Cellular (Cell-Mediated) Immune Response

Like B cells, immunocompetent T cells are activated to form a clone by binding a recognized antigen, but T cells cannot bind free antigens.

• Antigen presentation. A T cell must recognize "nonself" (the antigen fragment presented by a macrophage) and "self" (a specific glycoprotein on the macrophage surface) at the same time. Antigen binding alone does not sensitize a T cell; the macrophage must present the antigen in this "double handshake." This antigen presentation is essential for activation and clonal selection.
• Cytotoxic (killer) T cells. Specialize in killing virus-infected, cancer, and foreign graft cells, binding tightly to the target and releasing toxic perforins and granzymes from their granules.
• Helper T cells. The directors of the immune system. Once activated, they recruit other cells and release cytokines that stimulate cytotoxic T cells and B cells to grow and divide, attract protective white blood cells like neutrophils, and enhance macrophage phagocytosis.
• Regulatory T cells. Formerly called suppressor T cells, they release chemicals that suppress both T and B cell activity, winding down and stopping the response once the antigen is cleared.
• Memory cells. Most T cells in a given response die within a few days, but a few long-lived memory cells remain to provide immunological memory and a fast response to later invasions.

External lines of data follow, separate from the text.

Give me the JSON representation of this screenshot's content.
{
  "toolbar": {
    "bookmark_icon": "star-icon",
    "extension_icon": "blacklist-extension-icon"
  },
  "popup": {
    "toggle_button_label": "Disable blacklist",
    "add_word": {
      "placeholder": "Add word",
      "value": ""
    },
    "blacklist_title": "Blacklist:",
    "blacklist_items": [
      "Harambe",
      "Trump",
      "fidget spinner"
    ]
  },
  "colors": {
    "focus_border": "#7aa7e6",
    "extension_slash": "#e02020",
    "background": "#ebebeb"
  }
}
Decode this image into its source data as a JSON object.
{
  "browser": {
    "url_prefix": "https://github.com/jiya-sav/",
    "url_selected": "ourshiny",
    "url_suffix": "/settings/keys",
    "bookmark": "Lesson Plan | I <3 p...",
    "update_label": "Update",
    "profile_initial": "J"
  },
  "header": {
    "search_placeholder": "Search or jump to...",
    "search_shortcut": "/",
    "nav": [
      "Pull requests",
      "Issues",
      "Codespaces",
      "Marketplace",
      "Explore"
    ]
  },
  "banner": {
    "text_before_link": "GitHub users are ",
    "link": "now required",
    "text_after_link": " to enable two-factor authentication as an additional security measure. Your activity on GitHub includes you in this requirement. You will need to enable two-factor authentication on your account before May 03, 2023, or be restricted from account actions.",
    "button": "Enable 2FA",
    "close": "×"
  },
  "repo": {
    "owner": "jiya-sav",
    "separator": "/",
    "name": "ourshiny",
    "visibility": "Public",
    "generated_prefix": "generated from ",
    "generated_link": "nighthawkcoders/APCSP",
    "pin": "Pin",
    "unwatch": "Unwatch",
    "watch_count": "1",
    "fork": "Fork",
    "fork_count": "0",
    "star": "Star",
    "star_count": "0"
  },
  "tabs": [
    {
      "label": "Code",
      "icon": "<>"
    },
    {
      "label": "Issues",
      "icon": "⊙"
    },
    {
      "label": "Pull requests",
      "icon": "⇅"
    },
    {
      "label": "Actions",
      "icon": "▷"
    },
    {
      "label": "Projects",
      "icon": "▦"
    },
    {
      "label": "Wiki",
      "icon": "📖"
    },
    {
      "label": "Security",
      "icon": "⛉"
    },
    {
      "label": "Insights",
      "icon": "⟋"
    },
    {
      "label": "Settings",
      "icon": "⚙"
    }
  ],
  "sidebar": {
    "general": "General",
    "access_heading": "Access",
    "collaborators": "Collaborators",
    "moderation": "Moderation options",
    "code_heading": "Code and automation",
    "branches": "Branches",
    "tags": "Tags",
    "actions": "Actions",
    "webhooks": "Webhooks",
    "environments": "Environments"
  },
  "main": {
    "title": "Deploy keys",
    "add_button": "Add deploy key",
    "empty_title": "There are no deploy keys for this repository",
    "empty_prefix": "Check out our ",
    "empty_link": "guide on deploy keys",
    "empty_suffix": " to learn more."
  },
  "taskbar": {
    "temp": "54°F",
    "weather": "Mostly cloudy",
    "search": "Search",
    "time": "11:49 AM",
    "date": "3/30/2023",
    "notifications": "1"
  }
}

Lymphocyte Differentiation and Activation

• Immunocompetence. Lymphocytes destined to be T cells migrate from bone marrow to the thymus and gain immunocompetence there; B cells gain it in the bone marrow.
• Activation. After leaving the thymus or bone marrow as naive immunocompetent cells, lymphocytes seed the infected connective tissues, where the antigen challenge fully activates them.
• Circulation. Activated lymphocytes circulate continuously through the bloodstream, lymph, and lymphoid organs.